SAN FRANCISCO — Netflix suffered its first subscriber loss in more than a decade, causing its shares to plunge 25% in extended trading amid concerns that the pioneering streaming service may have already seen its best days.
Netflix acknowledged its problems are deep rooted by projecting a loss of another 2 million subscribers during the April-June period.
If the stock drop extends into Wednesday’s regular trading session, Netflix shares will have lost more than half of their value so far this year — wiping out about $150 billion in shareholder wealth in less than four months.
Netflix is hoping to reverse the tide by taking steps it has previously resisted, including blocking the sharing of accounts and introducing a lower-priced — and ad-supported — version of its service.
Aptus Capital Advisors analyst David Wagner said it’s now clear that Netflix is grappling with an imposing challenge. “They are in no-(wo) man’s land,” Wagner wrote in a research note Tuesday.
Netflix absorbed its biggest blow since losing 800,000 subscribers in 2011 — the result of unveiled plans to begin charging separately for its then-nascent streaming service, which had been bundled for free with its traditional DVD-by-mail service. The customer backlash to that move elicited an apology from Netflix CEO Reed Hastings for botching the execution of the spin-off.
The latest subscriber loss was far worse than a forecast by Netflix management for a conservative gain of 2.5 million subscribers. The news deepens troubles that have been mounting for the streaming since a surge of signups from a captive audience during the pandemic began to slow.
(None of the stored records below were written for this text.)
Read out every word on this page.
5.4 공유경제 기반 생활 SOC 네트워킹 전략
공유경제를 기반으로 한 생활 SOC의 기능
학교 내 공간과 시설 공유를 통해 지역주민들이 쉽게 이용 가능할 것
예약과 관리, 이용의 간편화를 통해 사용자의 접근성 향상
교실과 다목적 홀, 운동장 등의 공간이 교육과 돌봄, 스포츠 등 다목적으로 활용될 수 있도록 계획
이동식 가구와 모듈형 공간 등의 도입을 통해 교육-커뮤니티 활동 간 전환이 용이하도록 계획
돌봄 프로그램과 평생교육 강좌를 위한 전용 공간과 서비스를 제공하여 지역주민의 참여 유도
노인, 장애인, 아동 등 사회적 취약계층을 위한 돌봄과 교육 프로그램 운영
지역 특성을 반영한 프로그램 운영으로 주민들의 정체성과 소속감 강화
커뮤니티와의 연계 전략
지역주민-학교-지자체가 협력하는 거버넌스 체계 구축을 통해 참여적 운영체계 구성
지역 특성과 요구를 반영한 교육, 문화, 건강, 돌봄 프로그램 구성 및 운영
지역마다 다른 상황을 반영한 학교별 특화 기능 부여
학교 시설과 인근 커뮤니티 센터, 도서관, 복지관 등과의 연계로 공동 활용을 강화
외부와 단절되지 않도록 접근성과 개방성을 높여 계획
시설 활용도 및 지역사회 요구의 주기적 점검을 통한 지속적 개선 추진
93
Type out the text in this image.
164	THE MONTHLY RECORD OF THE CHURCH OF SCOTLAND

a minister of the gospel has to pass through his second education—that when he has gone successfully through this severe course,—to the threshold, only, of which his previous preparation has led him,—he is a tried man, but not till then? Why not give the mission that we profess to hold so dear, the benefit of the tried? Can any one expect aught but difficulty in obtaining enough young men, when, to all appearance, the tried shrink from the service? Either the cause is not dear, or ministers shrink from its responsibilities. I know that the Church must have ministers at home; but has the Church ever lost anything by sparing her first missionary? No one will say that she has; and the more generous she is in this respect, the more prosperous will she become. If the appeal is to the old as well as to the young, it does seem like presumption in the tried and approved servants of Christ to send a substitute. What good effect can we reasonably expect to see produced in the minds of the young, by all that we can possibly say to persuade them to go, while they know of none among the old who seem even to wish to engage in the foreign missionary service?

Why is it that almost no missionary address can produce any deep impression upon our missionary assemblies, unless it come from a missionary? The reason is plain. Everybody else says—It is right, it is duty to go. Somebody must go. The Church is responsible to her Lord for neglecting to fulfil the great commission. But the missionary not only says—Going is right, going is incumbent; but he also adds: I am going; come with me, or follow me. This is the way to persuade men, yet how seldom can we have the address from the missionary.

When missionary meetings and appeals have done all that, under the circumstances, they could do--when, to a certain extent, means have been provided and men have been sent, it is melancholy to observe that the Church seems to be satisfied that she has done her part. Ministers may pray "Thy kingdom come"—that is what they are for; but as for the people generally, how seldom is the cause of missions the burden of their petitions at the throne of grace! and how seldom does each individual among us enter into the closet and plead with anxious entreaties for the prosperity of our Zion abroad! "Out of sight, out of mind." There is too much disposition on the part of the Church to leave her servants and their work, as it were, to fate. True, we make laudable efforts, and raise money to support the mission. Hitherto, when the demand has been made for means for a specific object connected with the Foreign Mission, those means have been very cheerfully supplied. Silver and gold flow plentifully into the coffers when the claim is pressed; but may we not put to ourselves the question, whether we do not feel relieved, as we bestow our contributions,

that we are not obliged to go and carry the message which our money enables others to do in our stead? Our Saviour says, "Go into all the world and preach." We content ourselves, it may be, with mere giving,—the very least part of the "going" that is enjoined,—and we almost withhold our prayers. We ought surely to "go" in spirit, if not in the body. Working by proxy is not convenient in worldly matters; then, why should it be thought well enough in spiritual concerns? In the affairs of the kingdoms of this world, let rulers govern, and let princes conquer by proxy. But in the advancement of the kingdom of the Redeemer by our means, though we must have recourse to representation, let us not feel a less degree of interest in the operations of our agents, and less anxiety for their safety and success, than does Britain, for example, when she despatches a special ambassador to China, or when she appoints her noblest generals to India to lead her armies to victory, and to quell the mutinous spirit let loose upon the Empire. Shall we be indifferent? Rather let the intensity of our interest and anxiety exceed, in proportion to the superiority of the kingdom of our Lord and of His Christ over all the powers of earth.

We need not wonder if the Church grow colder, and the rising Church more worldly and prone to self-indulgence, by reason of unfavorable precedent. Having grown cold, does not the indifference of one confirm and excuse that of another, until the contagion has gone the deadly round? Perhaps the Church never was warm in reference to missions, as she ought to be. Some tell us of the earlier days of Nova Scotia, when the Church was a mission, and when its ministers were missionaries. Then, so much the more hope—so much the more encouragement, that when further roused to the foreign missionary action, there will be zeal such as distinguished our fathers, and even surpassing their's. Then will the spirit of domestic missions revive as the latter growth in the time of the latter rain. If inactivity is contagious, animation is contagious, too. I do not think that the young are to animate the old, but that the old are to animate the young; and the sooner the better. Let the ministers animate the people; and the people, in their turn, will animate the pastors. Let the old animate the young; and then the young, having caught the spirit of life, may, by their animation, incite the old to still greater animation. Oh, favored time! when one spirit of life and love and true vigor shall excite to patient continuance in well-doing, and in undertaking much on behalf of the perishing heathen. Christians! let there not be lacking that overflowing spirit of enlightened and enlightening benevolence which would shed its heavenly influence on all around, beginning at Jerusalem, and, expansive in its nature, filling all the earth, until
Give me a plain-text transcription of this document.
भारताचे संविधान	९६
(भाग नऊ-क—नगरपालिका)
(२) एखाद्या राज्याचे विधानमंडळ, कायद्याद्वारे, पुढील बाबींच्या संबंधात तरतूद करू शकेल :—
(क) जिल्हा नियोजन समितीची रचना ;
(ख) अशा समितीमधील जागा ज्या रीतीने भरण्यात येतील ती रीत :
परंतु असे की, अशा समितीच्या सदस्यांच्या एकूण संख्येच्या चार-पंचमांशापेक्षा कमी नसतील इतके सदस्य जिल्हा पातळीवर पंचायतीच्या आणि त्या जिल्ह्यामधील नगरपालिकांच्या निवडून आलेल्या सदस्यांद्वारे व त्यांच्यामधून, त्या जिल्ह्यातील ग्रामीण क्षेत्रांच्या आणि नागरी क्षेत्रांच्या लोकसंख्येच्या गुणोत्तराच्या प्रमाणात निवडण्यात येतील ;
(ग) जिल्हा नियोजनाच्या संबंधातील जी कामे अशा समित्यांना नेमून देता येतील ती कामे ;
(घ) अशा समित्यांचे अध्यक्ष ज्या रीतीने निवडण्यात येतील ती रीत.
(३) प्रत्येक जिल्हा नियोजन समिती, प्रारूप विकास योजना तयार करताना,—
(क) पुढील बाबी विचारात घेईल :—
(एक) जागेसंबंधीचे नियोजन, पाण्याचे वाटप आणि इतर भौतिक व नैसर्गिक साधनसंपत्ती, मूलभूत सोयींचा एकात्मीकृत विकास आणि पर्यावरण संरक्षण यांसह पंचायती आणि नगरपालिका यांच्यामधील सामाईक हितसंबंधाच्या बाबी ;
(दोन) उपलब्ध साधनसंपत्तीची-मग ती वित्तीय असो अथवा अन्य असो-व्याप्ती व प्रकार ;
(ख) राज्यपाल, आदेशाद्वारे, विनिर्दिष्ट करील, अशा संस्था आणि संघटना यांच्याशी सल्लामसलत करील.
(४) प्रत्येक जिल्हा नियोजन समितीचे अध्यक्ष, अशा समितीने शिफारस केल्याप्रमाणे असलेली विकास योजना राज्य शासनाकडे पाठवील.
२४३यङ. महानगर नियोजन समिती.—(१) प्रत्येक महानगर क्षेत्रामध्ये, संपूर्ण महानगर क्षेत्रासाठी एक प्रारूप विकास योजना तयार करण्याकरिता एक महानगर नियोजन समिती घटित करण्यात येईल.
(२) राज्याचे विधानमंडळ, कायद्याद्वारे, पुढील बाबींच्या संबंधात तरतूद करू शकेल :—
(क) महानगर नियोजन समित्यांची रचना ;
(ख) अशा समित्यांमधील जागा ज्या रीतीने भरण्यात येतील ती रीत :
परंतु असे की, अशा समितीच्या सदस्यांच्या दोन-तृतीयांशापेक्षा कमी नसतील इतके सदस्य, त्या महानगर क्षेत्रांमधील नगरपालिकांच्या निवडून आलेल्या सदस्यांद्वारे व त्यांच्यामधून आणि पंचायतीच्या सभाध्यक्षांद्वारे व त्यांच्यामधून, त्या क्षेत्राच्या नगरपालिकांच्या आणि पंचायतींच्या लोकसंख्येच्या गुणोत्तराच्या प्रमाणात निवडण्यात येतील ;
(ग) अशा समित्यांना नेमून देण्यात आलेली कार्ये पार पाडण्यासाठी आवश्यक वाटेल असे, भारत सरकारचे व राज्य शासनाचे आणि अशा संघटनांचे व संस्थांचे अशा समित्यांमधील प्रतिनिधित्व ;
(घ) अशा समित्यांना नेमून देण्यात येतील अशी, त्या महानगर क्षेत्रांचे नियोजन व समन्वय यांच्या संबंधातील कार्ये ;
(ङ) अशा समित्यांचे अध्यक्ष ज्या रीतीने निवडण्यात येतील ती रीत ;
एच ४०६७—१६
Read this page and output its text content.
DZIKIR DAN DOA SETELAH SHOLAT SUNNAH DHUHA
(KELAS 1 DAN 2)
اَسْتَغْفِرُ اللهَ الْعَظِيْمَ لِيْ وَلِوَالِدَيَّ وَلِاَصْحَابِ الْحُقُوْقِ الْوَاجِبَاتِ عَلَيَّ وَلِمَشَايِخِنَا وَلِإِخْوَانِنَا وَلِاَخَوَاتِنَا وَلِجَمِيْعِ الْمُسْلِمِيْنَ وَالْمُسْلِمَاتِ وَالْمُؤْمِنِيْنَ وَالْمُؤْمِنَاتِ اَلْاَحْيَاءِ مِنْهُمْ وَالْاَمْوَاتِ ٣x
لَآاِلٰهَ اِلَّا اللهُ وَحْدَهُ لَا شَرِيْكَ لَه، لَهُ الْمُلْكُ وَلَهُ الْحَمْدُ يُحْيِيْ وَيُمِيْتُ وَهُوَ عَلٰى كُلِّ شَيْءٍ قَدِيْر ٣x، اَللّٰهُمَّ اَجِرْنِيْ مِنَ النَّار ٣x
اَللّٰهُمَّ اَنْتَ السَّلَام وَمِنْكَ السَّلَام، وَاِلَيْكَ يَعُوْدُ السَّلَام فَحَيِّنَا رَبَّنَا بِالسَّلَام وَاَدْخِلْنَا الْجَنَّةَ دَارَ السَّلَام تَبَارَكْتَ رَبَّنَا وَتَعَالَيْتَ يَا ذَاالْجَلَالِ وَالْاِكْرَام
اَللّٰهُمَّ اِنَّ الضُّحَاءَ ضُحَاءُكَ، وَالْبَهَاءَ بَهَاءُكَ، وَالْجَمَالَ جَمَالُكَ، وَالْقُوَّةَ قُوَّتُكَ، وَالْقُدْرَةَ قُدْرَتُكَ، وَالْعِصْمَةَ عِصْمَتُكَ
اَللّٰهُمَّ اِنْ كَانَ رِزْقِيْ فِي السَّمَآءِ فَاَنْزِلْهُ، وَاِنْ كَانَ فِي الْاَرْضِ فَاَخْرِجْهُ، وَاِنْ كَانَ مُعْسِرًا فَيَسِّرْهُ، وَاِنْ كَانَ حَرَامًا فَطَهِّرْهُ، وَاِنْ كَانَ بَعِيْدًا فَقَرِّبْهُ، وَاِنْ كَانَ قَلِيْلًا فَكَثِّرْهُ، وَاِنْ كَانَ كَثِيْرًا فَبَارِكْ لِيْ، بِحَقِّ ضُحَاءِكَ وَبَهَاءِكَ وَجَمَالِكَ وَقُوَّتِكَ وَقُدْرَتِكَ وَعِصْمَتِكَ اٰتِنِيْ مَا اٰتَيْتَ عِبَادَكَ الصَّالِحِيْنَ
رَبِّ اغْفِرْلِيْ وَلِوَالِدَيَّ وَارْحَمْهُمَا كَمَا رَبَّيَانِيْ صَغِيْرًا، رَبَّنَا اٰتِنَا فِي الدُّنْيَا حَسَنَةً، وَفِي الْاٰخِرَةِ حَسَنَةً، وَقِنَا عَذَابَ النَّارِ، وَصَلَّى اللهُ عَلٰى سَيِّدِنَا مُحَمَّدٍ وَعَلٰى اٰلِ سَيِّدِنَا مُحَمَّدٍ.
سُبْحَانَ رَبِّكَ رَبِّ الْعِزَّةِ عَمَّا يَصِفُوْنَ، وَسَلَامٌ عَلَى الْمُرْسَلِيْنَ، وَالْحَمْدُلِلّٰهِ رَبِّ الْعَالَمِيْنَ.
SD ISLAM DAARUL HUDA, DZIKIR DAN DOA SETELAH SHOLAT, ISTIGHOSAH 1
It marks the fourth time in the last five quarters that Netflix’s subscriber growth has fallen below the gains of the previous year, a malaise that has been magnified by stiffening competition from well-funded rivals such as Apple and Walt Disney.
The setback follows the company’s addition of 18.2 million subscribers in 2021, its weakest annual growth since 2016. That contrasted with an increase of 36 million subscribers during 2020 when people were corralled at home and starved for entertainment, which Netflix was able to quickly and easily provide with its stockpile of original programming.
Netflix has previously predicted that it will regain its momentum, but on Tuesday faced up to the issues bogging it down. “COVID created a lot of noise on how to read the situation,” Hastings said in a video conference reviewing the latest numbers.
Among other things, Hastings confirmed Netflix will start crack down on the sharing of subscriber passwords that has enabled multiple households to access its service from a single account, with changes likely to roll out during the next year or so.
The Los Gatos, California, company estimated that about 100 million households worldwide are watching its service for free by using the account of a friend or another family member, including 30 million in the U.S. and Canada. “”Those are over 100 million households already are choosing to view Netflix,” Hastings said. “They love the service. We’ve just got to get paid at some degree for them.”
To stop the practice and prod more people to pay for their own accounts, Netflix indicated it will expand a test introduced last month in Chile, Peru and Costa Rica that allows subscribers to add up to two people living outside their households to their accounts for an additional fee.
Netflix ended March with 221.6 million worldwide subscribers. The subscriber downturn clipped Netflix’s finances in the first quarter when the company’s profit fell 6% from last year to $1.6 billion, or $3.53 per share. Revenue climbed 10% from last year to nearly $7.9 billion.
With the pandemic easing, people have been finding other things to do, and other video streaming services are working hard to lure new viewers with their own award-winning programming. Apple, for instance, held the exclusive streaming rights to “CODA,” which eclipsed Netflix’s “Power of The Dog,” among other movies, to win Best Picture at last month’s Academy Awards.
Escalating inflation over the past year has also squeezed household budgets, leading more consumers to rein in their spending on discretionary items. Despite that pressure, Netflix recently raised its prices in the U.S., where it has its greatest household penetration — and where it’s had the most trouble finding more subscribers. In the most recent quarter, Netflix lost 640,000 subscribers in the U.S. and Canada, prompting management to point out that most of its future growth will come in international markets.